The First Nation received CA$50,000 in funding for new camping facilities at Buddy Bay, near the Gilford Island village of Gwa’yas’dums, from the Island Coastal Economic Trust (ICET)’s Capital and Innovation Program.
The project’s budget is CA$324,971. Construction is scheduled to begin in the fall of 2022.
“Our Nation is one of the few First Nations who are still fortunate enough to live in their traditional village site, which we have occupied for thousands of years,” said Kwikwasut’inuxw Haxwa’mis First Nation Chief Rick Johnson.
“Gwa’yas’dums Village remains a strong draw for many of our members who live off reserve and who wish to return home.”
The Come Back Home project has other initiatives that address the public interest in Indigenous ecotourism and cultural experiences including the reconstruction of the Gwa’yas’dums Bighouse in 2014, the acquisition of the Echo Bay Marina and Lodge in 2020, and the completion of an interpretive ecotourism trail in Echo Bay in 2022. All of the initiatives were led by the Kwikwasut’inuxw Haxwa’mis First Nation.
“Gilford Island is the largest island in the world-renowned Broughton Archipelago, and the Village of Gwa’yas’dums is well positioned to become increasingly involved in the area’s growing tourism market,” said Chief Johnson.
“Our new permanent campground at Buddy Bay will be a 10-minute walk from Gwa’yas’dums and will support business investment and attraction related to ecotourism including kayak rentals, marine wildlife sightseeing guide outfits.”

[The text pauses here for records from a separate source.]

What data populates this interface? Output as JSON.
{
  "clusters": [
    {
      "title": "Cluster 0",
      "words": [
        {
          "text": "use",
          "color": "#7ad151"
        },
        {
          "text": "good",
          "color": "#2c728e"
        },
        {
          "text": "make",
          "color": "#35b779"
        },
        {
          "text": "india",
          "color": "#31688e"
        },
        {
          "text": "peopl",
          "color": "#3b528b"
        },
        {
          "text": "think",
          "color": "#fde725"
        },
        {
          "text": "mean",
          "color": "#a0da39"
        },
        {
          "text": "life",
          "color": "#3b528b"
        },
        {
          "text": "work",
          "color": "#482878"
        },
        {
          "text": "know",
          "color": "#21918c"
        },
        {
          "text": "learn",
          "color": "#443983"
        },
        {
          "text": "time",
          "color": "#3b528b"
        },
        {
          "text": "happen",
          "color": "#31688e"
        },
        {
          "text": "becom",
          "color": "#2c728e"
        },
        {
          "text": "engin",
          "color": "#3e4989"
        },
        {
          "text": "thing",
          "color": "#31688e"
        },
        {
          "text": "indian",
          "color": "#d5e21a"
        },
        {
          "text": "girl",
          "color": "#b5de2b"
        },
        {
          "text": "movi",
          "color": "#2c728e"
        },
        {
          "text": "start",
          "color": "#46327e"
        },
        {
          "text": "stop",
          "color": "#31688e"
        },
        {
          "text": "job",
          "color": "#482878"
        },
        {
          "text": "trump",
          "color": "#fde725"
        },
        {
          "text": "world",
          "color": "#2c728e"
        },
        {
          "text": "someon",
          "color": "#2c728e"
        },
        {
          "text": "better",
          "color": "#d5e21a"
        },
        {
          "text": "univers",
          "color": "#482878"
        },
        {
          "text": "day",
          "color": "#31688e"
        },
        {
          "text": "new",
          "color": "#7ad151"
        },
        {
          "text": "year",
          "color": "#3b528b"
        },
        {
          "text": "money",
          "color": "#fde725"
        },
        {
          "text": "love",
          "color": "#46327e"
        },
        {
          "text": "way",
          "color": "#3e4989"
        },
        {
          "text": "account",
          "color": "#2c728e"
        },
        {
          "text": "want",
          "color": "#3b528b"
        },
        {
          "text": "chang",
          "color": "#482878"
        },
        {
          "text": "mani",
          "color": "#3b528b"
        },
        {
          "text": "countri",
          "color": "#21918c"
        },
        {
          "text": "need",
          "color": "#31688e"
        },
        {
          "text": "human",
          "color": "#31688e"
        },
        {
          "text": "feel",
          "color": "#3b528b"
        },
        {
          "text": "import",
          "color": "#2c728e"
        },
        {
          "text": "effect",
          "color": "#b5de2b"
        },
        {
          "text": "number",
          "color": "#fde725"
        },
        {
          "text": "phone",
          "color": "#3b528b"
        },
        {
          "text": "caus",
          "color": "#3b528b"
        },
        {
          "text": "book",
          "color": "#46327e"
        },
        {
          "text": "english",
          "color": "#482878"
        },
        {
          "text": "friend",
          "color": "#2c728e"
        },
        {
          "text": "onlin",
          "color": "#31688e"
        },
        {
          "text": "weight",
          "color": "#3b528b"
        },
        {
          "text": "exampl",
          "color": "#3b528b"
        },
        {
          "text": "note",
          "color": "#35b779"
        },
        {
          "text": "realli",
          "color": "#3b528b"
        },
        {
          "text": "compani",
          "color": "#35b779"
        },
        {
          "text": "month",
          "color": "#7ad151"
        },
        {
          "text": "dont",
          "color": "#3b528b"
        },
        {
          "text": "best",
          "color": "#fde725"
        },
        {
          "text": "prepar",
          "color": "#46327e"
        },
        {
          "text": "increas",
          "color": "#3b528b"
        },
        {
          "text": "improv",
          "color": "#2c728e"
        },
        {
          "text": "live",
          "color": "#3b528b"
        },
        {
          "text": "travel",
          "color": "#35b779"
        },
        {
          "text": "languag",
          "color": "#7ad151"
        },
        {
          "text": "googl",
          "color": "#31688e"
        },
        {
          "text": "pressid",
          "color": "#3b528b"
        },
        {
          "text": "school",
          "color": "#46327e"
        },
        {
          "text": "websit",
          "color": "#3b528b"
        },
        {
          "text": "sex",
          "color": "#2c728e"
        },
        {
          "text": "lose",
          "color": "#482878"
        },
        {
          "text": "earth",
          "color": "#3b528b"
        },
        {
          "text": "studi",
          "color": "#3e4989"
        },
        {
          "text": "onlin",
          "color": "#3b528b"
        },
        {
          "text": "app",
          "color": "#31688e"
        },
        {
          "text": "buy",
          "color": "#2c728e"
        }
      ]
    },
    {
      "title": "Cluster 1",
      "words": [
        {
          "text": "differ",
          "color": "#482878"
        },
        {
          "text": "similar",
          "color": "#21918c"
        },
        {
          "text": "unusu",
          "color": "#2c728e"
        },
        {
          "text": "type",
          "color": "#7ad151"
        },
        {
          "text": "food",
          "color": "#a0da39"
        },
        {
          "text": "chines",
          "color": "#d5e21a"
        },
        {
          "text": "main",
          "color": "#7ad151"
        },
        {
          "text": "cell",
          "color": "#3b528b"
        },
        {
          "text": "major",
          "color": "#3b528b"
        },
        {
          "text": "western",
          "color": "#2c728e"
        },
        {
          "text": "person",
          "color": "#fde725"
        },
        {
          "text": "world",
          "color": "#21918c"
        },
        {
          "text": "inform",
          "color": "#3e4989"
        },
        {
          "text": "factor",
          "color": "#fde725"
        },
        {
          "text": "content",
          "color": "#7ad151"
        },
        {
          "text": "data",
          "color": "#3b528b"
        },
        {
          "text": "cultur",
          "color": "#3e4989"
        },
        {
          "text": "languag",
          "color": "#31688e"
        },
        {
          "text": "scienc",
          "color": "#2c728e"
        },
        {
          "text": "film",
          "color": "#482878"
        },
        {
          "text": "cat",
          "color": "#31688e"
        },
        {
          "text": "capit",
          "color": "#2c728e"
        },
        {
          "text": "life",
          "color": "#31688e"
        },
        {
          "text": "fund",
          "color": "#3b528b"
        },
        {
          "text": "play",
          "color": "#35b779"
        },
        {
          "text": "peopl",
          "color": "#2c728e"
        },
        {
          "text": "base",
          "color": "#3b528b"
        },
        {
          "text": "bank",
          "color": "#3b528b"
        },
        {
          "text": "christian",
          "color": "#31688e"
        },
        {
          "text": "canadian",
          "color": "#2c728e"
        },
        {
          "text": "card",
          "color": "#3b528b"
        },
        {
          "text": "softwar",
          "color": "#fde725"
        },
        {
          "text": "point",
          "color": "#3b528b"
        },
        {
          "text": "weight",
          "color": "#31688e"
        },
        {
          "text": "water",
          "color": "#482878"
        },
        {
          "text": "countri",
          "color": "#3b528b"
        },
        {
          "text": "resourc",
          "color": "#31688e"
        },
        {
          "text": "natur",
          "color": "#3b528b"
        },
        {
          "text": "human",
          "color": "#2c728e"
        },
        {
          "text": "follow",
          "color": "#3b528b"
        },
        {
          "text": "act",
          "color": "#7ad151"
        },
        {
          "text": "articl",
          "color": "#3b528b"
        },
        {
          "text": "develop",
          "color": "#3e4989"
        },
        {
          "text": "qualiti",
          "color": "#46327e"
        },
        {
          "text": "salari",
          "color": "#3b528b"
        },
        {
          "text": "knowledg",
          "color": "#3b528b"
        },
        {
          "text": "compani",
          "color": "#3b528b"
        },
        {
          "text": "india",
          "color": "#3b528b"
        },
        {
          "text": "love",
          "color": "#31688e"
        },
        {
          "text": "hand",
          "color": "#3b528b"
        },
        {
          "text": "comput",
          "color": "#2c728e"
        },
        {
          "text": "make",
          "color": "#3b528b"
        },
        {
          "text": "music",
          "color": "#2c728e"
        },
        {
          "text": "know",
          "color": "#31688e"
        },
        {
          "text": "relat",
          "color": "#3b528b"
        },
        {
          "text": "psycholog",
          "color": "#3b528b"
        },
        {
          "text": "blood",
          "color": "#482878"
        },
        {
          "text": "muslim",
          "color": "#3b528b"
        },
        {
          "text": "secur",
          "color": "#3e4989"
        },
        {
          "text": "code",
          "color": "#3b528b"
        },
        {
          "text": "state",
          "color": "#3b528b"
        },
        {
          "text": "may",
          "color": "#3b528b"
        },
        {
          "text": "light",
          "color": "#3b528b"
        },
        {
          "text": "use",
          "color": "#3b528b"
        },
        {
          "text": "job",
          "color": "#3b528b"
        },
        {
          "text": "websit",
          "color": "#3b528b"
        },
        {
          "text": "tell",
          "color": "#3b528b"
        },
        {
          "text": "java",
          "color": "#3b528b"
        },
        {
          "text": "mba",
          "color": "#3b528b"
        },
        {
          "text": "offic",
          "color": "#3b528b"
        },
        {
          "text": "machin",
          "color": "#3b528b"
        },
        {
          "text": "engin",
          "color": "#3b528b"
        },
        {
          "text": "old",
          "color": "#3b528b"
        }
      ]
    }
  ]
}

Buddy Bay Campground will offer accommodations for visitors arriving on group kayak tours, self-organized tours, and many other marine excursions.
The campground will feature tent pads and a covered meeting area, an outdoor shower and outhouse, potable water, safety, and cultural interpretive signage, and trail improvements to existing trails to facilitate easy access to the village.
Future offerings could include traditional experiences like meals, marine tours, and cultural excursions facilitated by Kwikwasut’inuxw Haxwa’mis First Nation community members.
“First Nations have and continue to steward these special places which visitors come to experience. Too often in the past, kayakers and ecotourism companies have used the beautiful territories of First Nations without contributing back towards their stewardship,” said ICET chair Aaron Stone.
“By introducing a new tourism experience to the Broughtons, this project will attract visitors to beautiful Gwa’yas’dums where they can experience Kwikwasut’inuxw Haxwa’mis culture and community in a respectful way.”